The United Nations At 80: A Lifetime Through Humanity’s Highs and Lows

If the United Nations were a human born in 1945, it would have grown up in a world of war, pandemics, refugee crises, hunger, technological miracles, and a planet on the brink. This piece traces that imagined life story — one filled with survival, breakthrough, heartbreak, and hope — to question whether the global future the UN was created to protect is still within reach.

By definition, the United Nations is a wartime baby. Throughout his life, the UN has been surrounded by conflict and genocides, including the recent one in Gaza.  

If he were a child born in the Middle East, the UN would likely be among the more than 50,000 Palestinian children murdered by Israeli rockets and bombs. 

If not, he would certainly be a refugee from Lebanon, Syria, or Jordan. Or one of the 20 million other stateless people in the world. 

If he were lucky enough to survive the war, chances are he would probably be among the 7 million lives lost to COVID-19.  

Or the 44 million people killed by the HIV/AIDS pandemic to date.  

There’s a good chance, though, that he would have survived smallpox. 

If he were born on the continent, he would likely be among the 300 million Africans stuck in the jaws of starvation and undernourishment.  

He would also have a 50 percent chance of no access to essential healthcare services.  

At 24, he would have witnessed man land on the moon, experienced breakthroughs in technology and the breathtaking capabilities of artificial intelligence. 

He would have lived through the climate crisis, the scale of which has not been seen before.  

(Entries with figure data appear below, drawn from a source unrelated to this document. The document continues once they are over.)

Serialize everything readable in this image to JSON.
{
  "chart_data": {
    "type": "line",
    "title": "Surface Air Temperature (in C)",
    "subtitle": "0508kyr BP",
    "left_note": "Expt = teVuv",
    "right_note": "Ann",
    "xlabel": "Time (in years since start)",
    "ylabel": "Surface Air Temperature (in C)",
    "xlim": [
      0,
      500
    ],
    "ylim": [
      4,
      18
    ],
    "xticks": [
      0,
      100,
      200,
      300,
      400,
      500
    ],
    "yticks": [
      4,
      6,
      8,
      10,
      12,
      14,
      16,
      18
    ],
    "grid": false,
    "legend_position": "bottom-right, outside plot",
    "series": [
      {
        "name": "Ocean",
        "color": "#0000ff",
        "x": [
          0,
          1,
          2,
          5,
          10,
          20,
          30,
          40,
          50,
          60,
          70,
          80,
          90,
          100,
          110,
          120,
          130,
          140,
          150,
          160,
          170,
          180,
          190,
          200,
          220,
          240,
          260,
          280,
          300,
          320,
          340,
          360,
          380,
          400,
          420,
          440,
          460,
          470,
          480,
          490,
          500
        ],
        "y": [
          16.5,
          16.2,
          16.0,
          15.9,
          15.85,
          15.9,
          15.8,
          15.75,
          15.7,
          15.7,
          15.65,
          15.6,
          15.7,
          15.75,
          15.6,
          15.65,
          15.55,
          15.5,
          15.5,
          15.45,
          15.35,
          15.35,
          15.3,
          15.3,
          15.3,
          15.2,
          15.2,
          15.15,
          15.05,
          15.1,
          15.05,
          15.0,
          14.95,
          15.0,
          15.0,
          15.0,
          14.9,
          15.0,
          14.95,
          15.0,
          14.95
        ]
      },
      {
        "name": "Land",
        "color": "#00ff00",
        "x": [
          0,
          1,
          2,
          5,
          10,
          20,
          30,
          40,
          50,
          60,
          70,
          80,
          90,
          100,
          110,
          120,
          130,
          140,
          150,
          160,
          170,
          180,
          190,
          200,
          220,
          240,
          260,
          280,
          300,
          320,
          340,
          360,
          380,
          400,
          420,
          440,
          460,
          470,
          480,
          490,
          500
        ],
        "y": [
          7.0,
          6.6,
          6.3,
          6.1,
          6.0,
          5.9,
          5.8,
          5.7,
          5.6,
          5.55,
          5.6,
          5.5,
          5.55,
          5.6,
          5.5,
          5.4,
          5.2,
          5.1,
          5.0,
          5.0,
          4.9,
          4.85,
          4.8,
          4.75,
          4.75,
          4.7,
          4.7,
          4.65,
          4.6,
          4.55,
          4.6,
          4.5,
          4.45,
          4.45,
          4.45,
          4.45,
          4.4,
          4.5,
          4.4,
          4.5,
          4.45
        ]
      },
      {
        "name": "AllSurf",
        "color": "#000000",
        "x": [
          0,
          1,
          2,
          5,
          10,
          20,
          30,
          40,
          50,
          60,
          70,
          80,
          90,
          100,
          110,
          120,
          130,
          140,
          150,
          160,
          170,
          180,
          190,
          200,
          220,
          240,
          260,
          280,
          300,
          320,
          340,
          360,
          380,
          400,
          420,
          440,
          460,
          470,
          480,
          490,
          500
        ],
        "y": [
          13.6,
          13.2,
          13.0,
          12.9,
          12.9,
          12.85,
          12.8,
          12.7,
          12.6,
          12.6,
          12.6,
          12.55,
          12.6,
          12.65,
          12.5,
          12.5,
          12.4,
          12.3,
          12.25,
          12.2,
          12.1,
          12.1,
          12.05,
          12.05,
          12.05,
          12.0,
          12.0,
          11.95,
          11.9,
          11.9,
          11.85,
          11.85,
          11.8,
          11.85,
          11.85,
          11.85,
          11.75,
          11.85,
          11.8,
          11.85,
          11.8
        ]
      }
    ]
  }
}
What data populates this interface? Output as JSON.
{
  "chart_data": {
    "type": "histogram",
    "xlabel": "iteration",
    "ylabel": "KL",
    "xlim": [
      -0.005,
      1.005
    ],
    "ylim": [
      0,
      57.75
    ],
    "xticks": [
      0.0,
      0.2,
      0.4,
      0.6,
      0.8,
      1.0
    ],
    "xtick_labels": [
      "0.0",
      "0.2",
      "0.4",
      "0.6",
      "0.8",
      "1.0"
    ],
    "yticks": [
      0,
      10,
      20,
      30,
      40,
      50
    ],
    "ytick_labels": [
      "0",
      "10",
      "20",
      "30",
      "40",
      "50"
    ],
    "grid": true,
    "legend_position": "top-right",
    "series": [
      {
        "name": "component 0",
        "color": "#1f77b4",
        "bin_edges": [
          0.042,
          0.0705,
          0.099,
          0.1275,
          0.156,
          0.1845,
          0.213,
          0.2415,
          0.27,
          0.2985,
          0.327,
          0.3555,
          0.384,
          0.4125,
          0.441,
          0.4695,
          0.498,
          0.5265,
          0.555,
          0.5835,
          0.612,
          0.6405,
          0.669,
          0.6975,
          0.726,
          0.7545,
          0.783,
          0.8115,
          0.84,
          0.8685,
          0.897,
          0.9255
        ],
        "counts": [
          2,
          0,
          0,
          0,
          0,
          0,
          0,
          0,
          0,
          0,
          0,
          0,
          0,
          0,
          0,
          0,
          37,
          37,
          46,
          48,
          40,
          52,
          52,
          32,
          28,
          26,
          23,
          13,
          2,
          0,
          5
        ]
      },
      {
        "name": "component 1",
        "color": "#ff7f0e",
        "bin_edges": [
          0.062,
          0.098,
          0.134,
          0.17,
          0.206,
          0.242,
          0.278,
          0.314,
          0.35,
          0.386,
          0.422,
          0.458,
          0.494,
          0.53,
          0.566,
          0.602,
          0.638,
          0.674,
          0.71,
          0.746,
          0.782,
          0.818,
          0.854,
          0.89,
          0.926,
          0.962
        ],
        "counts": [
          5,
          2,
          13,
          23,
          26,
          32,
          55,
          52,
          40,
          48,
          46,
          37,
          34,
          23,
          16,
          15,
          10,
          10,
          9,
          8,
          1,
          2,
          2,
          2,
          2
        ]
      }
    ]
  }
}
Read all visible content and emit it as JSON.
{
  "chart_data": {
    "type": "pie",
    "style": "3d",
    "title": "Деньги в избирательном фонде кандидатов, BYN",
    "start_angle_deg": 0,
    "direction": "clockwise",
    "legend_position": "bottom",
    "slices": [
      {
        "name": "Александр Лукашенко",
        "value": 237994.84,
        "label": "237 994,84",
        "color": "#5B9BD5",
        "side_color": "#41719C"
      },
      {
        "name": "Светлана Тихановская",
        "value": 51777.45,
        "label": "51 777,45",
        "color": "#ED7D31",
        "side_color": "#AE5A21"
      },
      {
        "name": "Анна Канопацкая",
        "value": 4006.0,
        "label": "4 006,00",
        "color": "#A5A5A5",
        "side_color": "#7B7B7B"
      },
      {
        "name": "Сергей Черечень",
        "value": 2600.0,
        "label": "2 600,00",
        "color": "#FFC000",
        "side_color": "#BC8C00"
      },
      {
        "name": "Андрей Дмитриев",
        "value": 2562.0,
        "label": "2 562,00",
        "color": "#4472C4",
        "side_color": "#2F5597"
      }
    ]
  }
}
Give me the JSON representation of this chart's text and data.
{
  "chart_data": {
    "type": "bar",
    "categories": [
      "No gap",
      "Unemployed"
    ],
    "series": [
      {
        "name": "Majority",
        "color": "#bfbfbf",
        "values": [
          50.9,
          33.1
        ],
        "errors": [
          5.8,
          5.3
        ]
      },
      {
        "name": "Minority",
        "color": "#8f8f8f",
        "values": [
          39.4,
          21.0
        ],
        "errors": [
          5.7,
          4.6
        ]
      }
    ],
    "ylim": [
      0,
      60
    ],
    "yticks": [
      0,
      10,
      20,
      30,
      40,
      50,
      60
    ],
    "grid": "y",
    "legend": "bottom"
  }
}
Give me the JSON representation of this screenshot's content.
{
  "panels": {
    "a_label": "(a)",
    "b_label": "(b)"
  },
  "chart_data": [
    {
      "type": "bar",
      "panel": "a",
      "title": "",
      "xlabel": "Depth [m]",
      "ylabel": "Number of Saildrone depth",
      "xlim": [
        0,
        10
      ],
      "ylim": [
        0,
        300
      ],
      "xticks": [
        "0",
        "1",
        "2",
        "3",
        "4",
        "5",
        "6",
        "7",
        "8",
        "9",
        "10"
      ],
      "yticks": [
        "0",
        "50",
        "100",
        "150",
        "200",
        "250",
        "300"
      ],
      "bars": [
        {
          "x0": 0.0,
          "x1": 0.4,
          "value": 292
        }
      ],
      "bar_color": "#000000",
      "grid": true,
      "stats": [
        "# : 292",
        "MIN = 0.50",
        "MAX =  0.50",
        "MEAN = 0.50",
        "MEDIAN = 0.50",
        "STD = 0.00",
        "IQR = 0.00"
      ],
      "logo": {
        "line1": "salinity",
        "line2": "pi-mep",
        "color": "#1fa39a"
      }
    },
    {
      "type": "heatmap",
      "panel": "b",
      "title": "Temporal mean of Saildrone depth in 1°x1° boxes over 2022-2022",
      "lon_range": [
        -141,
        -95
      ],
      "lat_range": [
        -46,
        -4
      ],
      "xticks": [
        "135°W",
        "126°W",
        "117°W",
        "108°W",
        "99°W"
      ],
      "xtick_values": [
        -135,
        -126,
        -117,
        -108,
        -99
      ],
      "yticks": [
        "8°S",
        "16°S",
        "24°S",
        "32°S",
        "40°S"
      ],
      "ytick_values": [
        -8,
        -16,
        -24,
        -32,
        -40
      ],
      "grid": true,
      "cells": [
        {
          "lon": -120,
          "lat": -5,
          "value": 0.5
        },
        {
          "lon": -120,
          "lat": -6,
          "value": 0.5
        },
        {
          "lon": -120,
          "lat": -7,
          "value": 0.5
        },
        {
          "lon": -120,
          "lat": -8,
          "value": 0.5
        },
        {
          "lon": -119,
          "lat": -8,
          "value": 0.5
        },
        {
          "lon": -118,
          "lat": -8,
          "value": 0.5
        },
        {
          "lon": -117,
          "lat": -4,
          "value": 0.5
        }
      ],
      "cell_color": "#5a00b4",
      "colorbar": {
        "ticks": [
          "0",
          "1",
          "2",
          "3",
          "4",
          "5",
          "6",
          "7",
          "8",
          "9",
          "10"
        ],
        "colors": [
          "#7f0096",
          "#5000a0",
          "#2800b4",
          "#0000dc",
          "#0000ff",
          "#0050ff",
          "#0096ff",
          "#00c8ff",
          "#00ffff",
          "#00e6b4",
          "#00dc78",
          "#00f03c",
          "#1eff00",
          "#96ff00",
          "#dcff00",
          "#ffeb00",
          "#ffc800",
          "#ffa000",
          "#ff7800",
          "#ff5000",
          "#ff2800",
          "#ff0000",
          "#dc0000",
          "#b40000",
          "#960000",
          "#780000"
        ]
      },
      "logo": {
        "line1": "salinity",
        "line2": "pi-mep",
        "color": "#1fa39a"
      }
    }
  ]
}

Fortunately, he would have been 70 when the world established the Paris Agreement, setting in motion efforts to prevent a total climate collapse.  

At 80, however, and with life fast slipping away from him, he’d be frustrated at the half-hearted implementation of global climate commitments.

The world the UN came into in 1945 is barely the same anymore. Humanity has changed, and with this change, the stability of the planet.  

Complex wars, widening inequality, climate Armageddon, innovation, and unprecedented humanitarian crises define life on Earth.

Still, the hope of a better future keeps him positive about life.  

What does that future look like for him, though? Is that future even possible?